I’ve been catching drips and drabs of a National Geographic Drama/Documentary (dromedary?) about the first Internet wave called “Valley of the Boom”.
I very clearly remember losing my WWW virginity. It was early summer of 1994 and I was living in Tokyo. I had been “online” since 1984 in high school through Compuserve (where my email address was something like “852948,2884@compuserve.com”) and had been reading about this graphical interface to lots of information and entertainment. My mail was being forwarded from NY and in the middle of Byte magazine (that 200 page monthly glory) was a disk for Prodigy online services. Prodigy had built Mosaic (Andreessen’s predecessor to Netscape) into their software and they were the only real onramp to the “World Wide Web”. As you might guess, they didn’t have Japan-based dial up numbers.

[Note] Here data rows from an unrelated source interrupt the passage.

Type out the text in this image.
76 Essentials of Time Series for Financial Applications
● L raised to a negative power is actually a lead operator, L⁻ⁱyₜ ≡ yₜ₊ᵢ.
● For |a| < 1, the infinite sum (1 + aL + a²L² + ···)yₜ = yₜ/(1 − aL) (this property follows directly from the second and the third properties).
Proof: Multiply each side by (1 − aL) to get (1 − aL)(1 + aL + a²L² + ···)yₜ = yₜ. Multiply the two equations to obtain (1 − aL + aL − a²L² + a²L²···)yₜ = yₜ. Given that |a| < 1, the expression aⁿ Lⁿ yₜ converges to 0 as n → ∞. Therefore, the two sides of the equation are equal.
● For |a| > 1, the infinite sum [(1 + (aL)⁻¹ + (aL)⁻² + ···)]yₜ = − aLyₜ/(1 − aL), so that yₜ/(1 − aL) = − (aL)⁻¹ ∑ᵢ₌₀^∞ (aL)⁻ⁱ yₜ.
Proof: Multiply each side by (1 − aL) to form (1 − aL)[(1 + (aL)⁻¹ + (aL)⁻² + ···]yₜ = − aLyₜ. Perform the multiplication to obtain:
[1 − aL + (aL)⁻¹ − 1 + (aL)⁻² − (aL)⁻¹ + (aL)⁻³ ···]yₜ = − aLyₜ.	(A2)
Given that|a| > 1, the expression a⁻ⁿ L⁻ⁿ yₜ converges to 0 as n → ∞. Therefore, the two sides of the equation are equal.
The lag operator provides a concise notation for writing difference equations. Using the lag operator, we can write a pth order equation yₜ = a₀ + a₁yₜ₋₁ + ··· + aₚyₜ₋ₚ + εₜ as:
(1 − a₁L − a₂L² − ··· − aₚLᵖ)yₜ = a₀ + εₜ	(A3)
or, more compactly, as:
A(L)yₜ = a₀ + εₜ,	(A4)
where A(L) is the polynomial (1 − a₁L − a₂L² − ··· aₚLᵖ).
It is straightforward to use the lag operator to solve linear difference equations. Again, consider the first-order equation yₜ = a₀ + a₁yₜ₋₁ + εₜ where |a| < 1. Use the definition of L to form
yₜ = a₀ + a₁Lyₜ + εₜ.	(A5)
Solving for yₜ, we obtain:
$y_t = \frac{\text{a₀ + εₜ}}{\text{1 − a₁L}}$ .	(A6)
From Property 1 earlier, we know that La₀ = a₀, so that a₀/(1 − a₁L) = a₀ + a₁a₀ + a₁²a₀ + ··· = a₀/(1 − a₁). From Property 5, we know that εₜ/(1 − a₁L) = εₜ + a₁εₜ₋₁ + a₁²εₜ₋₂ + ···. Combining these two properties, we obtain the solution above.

I needed to know, so I rocked a 9600 baud dialup (my current 35Mps connection = 365x faster), called into an upstate New York access point and for a slow-loading half hour looked up a Mets score, clicked on the news link at Yahoo! and I’m sure tried to find a naked picture of Madonna).
Phone calls were charged to my credit card — $480 for 27 minutes.
I’m not sure where my education faltered (a common theme here) that my first WWW experience didn’t prompt me to move directly to Silicon Valley. Overall the theme is I never should have left New York, but this should have been the unresistable moment.